Por Samuel Lima (*)
De repente as 11h45min eclodia um sonoro apito na
calada da noite da pequena e pacata cidade.
Piiiiiiiiiiiiiiiiiiiiiiiiiiiiiiiiiiiiiiiiiii. Era um sonido chato e demorado da
caldeira da companhia Amazonas em Portel, mas com o passar do tempo, devido a
sua imprescindível utilidade, tornou-se um axioma.
Para muitos era de grande
valia. Pois, tinha várias finalidades, dentre elas, a de despertar os
funcionários para o turno de trabalho naquela empresa e para os desorientados
da vida –, que chegara o momento de se recolher e ou, acertar aos ponteiros dos
velhos relógios. Convém salientar que poucos permaneciam acordados até a
meia-noite. Salvo engano, aos poucos profissionais que naqueles tempos havia.

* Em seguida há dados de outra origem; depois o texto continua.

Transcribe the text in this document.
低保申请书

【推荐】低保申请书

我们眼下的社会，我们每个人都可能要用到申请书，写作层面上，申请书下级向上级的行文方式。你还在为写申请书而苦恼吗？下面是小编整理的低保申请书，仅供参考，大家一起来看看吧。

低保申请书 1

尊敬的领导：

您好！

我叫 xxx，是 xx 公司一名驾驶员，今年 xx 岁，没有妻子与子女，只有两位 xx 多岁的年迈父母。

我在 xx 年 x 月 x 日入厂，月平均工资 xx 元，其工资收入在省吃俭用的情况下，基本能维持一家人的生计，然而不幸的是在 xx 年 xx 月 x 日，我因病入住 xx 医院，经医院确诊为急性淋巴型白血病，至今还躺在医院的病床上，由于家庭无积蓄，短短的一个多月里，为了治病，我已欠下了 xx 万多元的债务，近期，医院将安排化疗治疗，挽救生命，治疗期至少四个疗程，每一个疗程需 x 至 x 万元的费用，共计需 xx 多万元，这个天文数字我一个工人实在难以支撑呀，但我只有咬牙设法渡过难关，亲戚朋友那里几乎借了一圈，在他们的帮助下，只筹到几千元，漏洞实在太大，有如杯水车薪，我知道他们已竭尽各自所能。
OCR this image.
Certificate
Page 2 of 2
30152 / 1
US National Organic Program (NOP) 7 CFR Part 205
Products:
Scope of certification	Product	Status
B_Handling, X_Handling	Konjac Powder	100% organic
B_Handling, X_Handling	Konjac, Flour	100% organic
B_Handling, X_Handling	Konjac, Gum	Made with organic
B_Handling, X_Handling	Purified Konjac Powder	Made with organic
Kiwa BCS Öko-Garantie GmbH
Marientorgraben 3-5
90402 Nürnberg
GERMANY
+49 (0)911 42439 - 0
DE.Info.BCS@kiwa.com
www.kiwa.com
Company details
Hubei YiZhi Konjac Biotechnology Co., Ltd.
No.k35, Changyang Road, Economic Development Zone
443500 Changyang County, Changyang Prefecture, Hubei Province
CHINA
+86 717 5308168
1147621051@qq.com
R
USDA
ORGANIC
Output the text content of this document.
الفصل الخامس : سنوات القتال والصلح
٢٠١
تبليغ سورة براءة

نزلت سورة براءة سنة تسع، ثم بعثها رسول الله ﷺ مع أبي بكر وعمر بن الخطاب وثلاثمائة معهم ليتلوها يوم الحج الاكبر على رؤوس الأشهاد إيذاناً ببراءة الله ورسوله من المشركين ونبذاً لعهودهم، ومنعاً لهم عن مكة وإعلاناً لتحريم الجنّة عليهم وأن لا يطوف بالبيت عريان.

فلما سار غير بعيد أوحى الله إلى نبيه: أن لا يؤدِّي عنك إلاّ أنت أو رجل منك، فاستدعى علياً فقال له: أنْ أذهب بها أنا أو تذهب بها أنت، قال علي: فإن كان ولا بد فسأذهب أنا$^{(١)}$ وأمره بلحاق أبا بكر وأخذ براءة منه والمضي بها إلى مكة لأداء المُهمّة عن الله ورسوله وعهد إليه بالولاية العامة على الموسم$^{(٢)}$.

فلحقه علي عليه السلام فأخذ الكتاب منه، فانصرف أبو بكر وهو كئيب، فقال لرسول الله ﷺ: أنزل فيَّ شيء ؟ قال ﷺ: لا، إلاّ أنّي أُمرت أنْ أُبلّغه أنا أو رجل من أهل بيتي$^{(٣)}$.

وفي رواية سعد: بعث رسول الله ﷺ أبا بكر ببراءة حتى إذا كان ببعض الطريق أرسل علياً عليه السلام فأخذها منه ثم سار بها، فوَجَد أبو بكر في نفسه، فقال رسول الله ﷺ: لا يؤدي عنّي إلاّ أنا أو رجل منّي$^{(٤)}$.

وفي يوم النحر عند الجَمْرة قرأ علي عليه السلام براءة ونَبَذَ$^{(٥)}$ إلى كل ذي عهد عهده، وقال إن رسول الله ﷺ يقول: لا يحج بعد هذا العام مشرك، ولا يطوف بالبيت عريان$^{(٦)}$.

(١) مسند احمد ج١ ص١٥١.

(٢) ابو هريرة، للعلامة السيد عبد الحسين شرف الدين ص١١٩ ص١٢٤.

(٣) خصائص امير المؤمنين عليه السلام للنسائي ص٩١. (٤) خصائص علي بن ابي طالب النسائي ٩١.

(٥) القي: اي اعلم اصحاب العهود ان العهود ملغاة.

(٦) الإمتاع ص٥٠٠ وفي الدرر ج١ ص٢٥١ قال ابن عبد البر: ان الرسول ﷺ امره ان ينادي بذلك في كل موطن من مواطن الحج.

Já nós, os moleques, depois de ouvir sem entender “PN” o programa radiofônico
“A voz do Brasil”, que era sagrada pro meu pai ouvi-la, no velho “radio
campeão” – que chiava pra caramba -, tínhamos de ir deitar por livre e espontânea
vontade, sem pestanejar, e noutras, compulsoriamente, na base da porrada.
Ai do
moleque que ousasse levantar pra ao menos ir tomar água. Não era permitido dar
um pio, pois, o papai tinha de dormir cedo - para logo mais ir trabalhar. Pela
manhã, nós também tínhamos de levantar com a aurora pra ajudarmos nas tarefas
domésticas, irmos pra escola, fazermos as vendas e quando dava – uma partida de
bola no campinho, improvisado no quintal. Já nesses tempos pós-modernos, também
chamados cibernéticos, a humanidade está passando por mudanças tão céleres que,
em poucas décadas, as alterações dos usos e costumes avançam mais do que em
milênios inteiros em tempos passados. A tecnologia e os usos e costumes
surpreendem as pessoas em tão curto espaço de tempo dando a impressão de
terminar uma vida e iniciar outra sem que a pessoa tenha morrido ou se mudado
de planeta. O que ontem era tradição pétrea, amanhã poderá ser infração ou
desuso ridículo. Só o trabalho permanece intocado e imutável. Até o tempo dos
papas sisudos e cerimoniosos já pertence ao passado. As preocupações e os
objetivos catequéticos hoje são outros. A espiritualidade está se adaptando à
cibernética. Os ouvintes, que até recentemente eram apenas locais, hoje são
globais. Os chamados à oração e à meditação abrangem o planeta instantaneamente
e a custos ínfimos. O cajado do pastor é a mídia multicolorida que alcança e
concentra as ovelhas onde quer que estejam.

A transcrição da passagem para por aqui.